Après une baisse de 2,5% contre dollar depuis octobre à 6,265, les investisseurs tablent à 45% sur un cours stable à horizon un an, à plus de 30% sur un affaiblissement entre 6,30 et 6,40 (soit 0,6% à 2,2%), selon un sondage mené par SG CIB. Ils sont même 18% à prévoir un taux de change supérieur à 6,40, avec une quasi-disparition des anticipations haussières. «La plupart des investisseurs anticipent que la PBOC utilise un vaste arsenal d’outils tels que l’intervention sur le marché des changes, un fixing quotidien plus élevé et un élargissement de la bande de fluctuation pour faire baisser la devise. Ils tablent néanmoins sur une dépréciation limitée (entre 1% et 4%)», précise SG CIB.

Le cours du CNH traite régulièrement au-dessus de la borne haute du CNY depuis le début de l’année, malgré les interventions de la PBOC visant à le maintenir dans sa bande de fluctuation et à compenser les sorties de capitaux, comme le montre la chute des positions longues de change de 17,4 milliards de dollars en janvier après celle de 19,1 milliards en décembre. En outre, la hausse des dépôts en devises dans le système bancaire, de 45,2 milliards en janvier, «reflète la hausse du degré de pression sur le taux de change ces derniers mois» malgré le maintien d’un fixing relativement stable, indique Barclays.
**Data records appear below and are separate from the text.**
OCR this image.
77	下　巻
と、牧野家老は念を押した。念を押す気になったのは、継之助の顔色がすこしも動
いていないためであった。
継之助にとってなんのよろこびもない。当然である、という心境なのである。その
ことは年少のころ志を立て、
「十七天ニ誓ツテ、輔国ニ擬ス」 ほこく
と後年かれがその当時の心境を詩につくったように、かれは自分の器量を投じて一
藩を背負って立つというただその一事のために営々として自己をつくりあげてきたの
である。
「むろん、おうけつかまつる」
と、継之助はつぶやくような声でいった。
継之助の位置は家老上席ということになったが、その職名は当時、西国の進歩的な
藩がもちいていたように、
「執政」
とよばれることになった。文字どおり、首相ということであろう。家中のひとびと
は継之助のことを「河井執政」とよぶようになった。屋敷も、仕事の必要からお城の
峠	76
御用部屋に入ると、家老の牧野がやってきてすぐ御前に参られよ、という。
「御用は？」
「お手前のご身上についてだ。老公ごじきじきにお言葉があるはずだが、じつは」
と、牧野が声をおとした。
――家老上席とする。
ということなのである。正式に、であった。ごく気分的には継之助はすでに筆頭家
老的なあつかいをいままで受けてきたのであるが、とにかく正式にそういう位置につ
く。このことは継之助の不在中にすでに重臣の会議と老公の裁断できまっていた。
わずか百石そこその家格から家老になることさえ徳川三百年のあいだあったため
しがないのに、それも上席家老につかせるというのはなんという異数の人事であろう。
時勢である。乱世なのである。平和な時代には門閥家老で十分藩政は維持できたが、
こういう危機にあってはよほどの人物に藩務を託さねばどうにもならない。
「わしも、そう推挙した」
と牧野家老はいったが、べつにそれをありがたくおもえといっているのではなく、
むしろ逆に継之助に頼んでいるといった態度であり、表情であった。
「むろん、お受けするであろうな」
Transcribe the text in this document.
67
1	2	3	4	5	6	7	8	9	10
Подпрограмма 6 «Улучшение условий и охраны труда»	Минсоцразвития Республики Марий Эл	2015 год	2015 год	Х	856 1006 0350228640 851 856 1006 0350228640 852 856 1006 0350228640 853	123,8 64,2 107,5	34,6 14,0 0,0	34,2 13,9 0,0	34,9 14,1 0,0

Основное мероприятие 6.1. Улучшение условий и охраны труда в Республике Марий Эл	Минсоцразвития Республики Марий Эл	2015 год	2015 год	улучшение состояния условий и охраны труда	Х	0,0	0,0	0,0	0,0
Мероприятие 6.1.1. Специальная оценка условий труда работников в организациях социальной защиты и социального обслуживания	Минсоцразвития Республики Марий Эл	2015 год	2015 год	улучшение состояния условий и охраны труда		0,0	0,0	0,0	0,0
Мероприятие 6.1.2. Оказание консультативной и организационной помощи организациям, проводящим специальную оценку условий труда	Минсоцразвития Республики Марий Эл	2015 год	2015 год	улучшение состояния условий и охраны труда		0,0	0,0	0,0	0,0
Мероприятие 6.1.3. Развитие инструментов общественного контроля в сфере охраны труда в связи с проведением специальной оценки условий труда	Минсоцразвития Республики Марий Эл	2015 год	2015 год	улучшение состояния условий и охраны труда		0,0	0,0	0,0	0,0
Hier, les Etats-Unis ont à nouveau exhorté Pékin à poursuivre sa marche vers une devise flexible et à plus de transparence sur sa politique de changes, alors que selon Reuters, le système de paiements internationaux en yuans serait prêt et pourrait être lancé dès septembre. SG CIB estime ainsi que la PBOC devrait privilégier l’intervention sur le marché des changes pour calmer les tensions sur le yuan.